Women on Waves claims to operate its abortion boat under “high European medical standards,” but it performs abortions and then sails away leaving women without a place to turn for follow-up care or emergency assistance if something goes wrong.

Women on Waves also provides mail-order abortion pills to women across the world. Similarly, the pro-abortion group leaves vulnerable women without a doctor to turn to if something goes wrong; and abortion pills have high complication rates.

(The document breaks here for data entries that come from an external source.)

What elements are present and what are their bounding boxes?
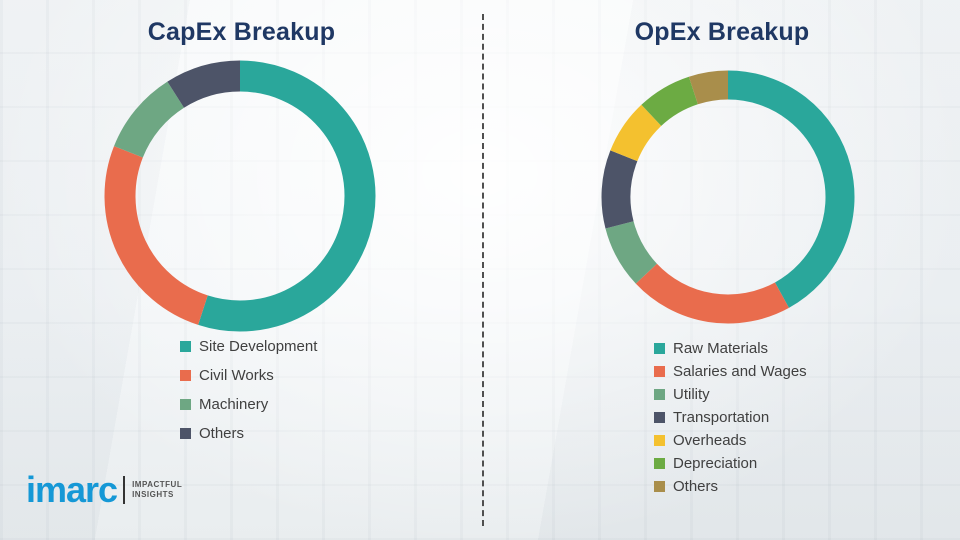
imarc-tagline: IMPACTFUL INSIGHTS	[132, 480, 182, 501]
donut-segment-site-development	[198, 60, 376, 332]
imarc-logo: imarc IMPACTFUL INSIGHTS	[26, 472, 182, 508]
legend-swatch	[654, 458, 665, 469]
donut-segment-civil-works	[104, 146, 209, 325]
capex-donut-chart	[104, 60, 376, 332]
donut-segment-others	[688, 70, 729, 105]
legend-item: Salaries and Wages	[654, 363, 807, 380]
donut-segment-others	[167, 60, 241, 109]
tagline-line-1: IMPACTFUL	[132, 479, 183, 489]
legend-swatch	[654, 366, 665, 377]
legend-item: Others	[654, 478, 807, 495]
legend-swatch	[180, 428, 191, 439]
legend-label: Raw Materials	[673, 340, 769, 357]
legend-label: Utility	[673, 386, 710, 403]
legend-label: Overheads	[673, 432, 747, 449]
legend-swatch	[180, 399, 191, 410]
legend-item: Others	[180, 425, 317, 442]
opex-donut-chart	[601, 70, 855, 324]
legend-item: Raw Materials	[654, 340, 807, 357]
donut-segment-raw-materials	[727, 70, 855, 308]
legend-item: Utility	[654, 386, 807, 403]
imarc-logo-text: imarc	[26, 469, 118, 510]
divider-dashed-line	[482, 14, 484, 526]
legend-label: Depreciation	[673, 455, 758, 472]
legend-label: Site Development	[199, 338, 318, 355]
donut-segment-machinery	[114, 81, 185, 158]
legend-item: Site Development	[180, 338, 317, 355]
logo-separator	[123, 476, 126, 504]
opex-panel: OpEx Breakup Raw Materials Salaries and W…	[484, 0, 960, 540]
legend-swatch	[180, 370, 191, 381]
legend-item: Machinery	[180, 396, 317, 413]
legend-item: Transportation	[654, 409, 807, 426]
legend-label: Others	[199, 425, 245, 442]
legend-swatch	[180, 341, 191, 352]
donut-segment-transportation	[601, 150, 638, 229]
legend-swatch	[654, 435, 665, 446]
legend-label: Others	[673, 478, 719, 495]
tagline-line-2: INSIGHTS	[132, 490, 174, 499]
legend-item: Civil Works	[180, 367, 317, 384]
legend-label: Civil Works	[199, 367, 274, 384]
legend-item: Depreciation	[654, 455, 807, 472]
capex-panel: CapEx Breakup Site Development Civil Work…	[104, 18, 376, 454]
legend-swatch	[654, 389, 665, 400]
donut-segment-depreciation	[641, 76, 699, 127]
donut-segment-overheads	[610, 104, 662, 162]
legend-swatch	[654, 343, 665, 354]
capex-legend: Site Development Civil Works Machinery Othe…	[180, 338, 317, 454]
legend-label: Machinery	[199, 396, 269, 413]
opex-title: OpEx Breakup	[634, 18, 810, 46]
donut-segment-utility	[605, 220, 658, 284]
legend-item: Overheads	[654, 432, 807, 449]
opex-legend: Raw Materials Salaries and Wages Utility Tr…	[654, 340, 807, 501]
capex-title: CapEx Breakup	[147, 18, 336, 46]
donut-segment-salaries-and-wages	[635, 263, 789, 324]
legend-label: Transportation	[673, 409, 770, 426]
legend-swatch	[654, 481, 665, 492]
legend-swatch	[654, 412, 665, 423]
legend-label: Salaries and Wages	[673, 363, 807, 380]
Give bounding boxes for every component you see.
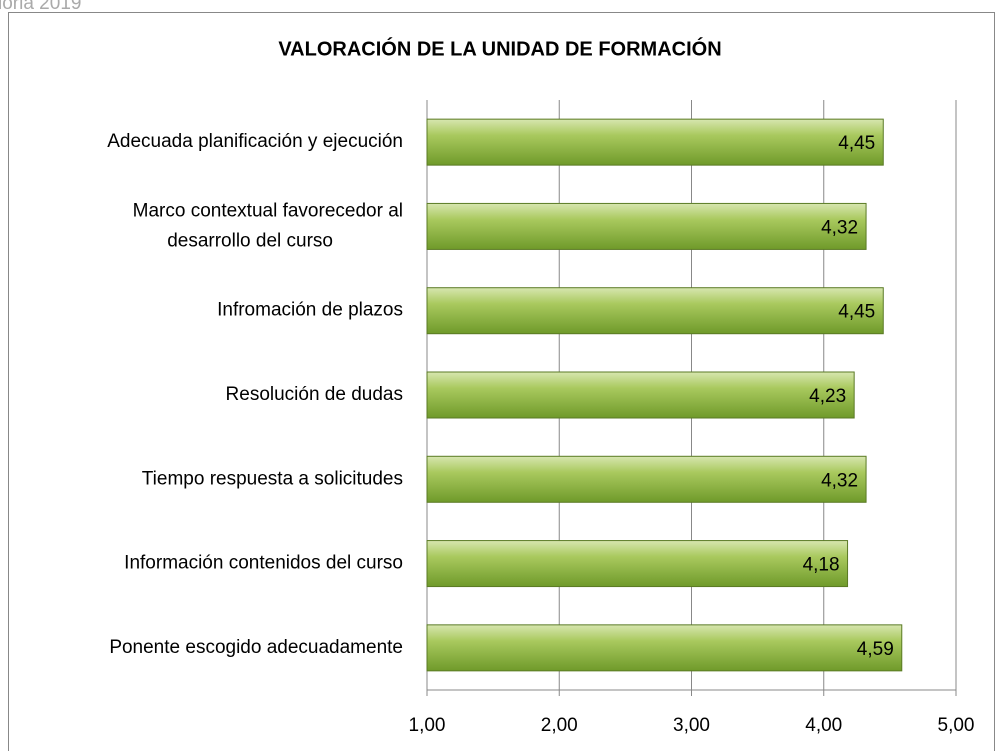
bar [426,202,867,250]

According to the clinical trial submitted to the FDA, the RU-486 abortion pill fails in 1 out of 12 women with pregnancies less than or equal to 49 days. Those failures increase to 1 out of every 6 women with pregnancies just one week advanced (50-56 days), and further still to nearly 1 out of every 4 pregnancies at 57-63 days gestational age. When using RU-486, 1 out of 100 women with pregnancies less than or equal to 49 days will require emergency surgery, according to the trial; however, this number increases dramatically to 1 out of every 11 women with pregnancies of 57-63 days gestational age.

Abortion pills also can be deadly to the woman as well as her unborn child. In 2009, the maker of the abortion drug RU-486 reported at least 29 women died from taking it. Women who died from the abortion drugs died from bacterial infections such as toxic shock, hemorrhaging, ruptured ectopic pregnancy and massive heart attack.